Die Zahlen sind erschreckend: nach einer aktuellen Studie sind die Hälfte aller Deutschen zu dick. Trotz zahlloser Kampagnen für gesundheitsbewusste Ernährung scheinen wir uns nicht zu „besseren Essern“ entwickeln zu wollen.

Mit reiner Vernunft lässt sich da offenbar wenig ausrichten. Bis heute ist noch gar nicht klar, warum wir so essen wie wir essen. Doch das könnte sich nun ändern. An einer holländischen Universität gehen Wissenschaftler dem Essverhalten des Menschen nun intensiv auf den Grund – mit völlig neuen Methoden.

Kein Bissen bleibt unentdeckt

Menschen an Büffettisch in der Kantine
Eine scheinbar normale Kantine. | Bild: HR

Ein Schnellrestaurant im holländischen Universitätsstädtchen Wageningen - auf den ersten Blick eine ganz normale Kantine.
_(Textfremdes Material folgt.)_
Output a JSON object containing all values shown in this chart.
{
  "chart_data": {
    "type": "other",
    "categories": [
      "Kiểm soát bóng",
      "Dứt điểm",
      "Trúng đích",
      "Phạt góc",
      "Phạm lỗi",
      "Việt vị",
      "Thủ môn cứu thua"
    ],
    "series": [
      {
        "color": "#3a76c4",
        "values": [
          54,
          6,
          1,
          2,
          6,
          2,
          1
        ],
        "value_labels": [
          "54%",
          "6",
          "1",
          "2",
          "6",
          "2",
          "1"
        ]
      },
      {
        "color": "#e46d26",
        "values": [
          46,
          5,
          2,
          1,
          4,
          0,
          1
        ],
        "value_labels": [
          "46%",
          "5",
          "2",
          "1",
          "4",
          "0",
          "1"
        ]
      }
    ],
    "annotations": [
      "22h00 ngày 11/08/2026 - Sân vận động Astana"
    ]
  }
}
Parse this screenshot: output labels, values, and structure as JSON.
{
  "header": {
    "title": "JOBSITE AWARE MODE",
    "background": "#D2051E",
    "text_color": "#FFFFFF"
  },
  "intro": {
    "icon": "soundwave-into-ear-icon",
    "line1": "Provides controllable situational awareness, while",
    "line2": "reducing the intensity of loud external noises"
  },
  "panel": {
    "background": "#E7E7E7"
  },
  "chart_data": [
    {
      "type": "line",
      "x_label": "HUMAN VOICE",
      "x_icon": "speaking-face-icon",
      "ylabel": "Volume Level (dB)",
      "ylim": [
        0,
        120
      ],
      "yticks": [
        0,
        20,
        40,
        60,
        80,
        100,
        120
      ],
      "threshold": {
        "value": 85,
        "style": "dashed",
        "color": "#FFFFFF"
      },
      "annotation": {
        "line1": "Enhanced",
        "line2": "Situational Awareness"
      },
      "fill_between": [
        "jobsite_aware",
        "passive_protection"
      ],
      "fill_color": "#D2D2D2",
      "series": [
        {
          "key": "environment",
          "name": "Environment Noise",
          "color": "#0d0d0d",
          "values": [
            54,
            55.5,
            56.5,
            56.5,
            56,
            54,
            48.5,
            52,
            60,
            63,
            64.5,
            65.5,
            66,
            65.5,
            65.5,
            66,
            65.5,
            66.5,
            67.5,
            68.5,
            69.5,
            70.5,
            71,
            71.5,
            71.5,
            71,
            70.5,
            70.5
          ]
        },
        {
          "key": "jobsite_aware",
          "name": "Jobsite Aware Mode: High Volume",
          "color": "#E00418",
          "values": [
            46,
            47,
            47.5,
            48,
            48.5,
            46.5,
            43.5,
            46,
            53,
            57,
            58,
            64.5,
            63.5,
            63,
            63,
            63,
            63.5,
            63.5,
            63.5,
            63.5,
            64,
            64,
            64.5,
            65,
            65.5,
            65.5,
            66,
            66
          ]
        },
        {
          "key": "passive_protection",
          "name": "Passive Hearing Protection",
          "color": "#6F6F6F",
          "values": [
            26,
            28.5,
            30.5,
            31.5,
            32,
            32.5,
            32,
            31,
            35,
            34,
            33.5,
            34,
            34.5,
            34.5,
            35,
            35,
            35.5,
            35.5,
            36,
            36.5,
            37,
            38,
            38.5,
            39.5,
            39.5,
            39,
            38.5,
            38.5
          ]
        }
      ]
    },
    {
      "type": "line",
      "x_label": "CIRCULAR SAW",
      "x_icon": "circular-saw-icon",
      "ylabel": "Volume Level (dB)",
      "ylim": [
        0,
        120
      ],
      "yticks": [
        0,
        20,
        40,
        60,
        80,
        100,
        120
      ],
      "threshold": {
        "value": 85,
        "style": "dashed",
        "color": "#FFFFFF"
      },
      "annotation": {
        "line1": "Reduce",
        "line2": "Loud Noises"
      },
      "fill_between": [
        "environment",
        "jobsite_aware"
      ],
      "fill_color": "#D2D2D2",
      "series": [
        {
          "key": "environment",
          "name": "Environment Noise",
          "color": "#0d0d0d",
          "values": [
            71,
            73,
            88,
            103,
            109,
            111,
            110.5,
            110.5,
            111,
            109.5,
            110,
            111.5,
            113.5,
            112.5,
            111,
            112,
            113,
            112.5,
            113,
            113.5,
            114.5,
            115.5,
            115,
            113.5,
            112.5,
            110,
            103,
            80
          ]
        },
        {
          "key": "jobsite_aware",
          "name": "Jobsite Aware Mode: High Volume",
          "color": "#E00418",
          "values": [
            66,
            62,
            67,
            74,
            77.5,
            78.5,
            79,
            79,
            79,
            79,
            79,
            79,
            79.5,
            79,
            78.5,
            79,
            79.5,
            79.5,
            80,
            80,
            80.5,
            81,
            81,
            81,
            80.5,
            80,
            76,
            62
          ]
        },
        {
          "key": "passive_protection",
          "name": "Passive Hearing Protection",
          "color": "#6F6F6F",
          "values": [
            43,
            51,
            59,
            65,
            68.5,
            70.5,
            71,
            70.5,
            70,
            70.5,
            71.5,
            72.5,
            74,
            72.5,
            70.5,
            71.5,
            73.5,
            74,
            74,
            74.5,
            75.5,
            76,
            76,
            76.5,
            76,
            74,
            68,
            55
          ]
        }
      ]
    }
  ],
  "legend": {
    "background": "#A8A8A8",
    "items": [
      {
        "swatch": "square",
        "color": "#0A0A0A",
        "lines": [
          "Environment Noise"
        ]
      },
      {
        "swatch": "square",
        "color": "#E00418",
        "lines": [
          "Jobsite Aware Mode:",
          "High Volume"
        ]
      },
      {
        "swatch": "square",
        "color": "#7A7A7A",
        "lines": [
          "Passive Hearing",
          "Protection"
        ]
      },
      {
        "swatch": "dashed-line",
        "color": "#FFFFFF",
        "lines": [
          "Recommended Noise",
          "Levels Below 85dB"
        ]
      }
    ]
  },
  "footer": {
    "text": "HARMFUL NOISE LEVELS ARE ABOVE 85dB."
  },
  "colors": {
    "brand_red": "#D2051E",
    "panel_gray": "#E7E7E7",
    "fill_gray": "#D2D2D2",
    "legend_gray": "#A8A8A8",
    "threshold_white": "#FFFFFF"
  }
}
Doch wer hier zu Mittag isst, wird dabei ununterbrochen beobachtet. Ganz unauffällig filmen 20 Kameras an der Decke jeden Bissen, jeden Schluck. Nichts bleibt dem Kameraauge verborgen.

„Restaurant der Zukunft“ heißt dieses ungewöhnliche Forschungsprojekt. Über zehn Jahre hinweg soll an der Universität Wageningen das Essverhalten des Menschen untersucht werden. Warum wählen wir Nudeln und nicht Salat? Warum trinken wir Limonade und nicht Wasser? Genau diesen Fragen geht Projektleiter René Koster mit seinem 20-köpfigen Team aus Ernährungswissenschaftlern und Psychologen nach.

Umgebung beeinflusst Essverhalten

Schon jetzt steht für ihn fest: Unser Essverhalten wird keineswegs vom Verstand gelenkt, sondern von ganz anderen Faktoren: "Da ist zunächst die Umgebung, in der ich esse. Etwa die Lichtverhältnisse oder die Geräuschkulisse. Dann spielt der Preis eine wichtige Rolle und nicht zuletzt die Tatsache, ob ich allein esse oder mit anderen zusammen."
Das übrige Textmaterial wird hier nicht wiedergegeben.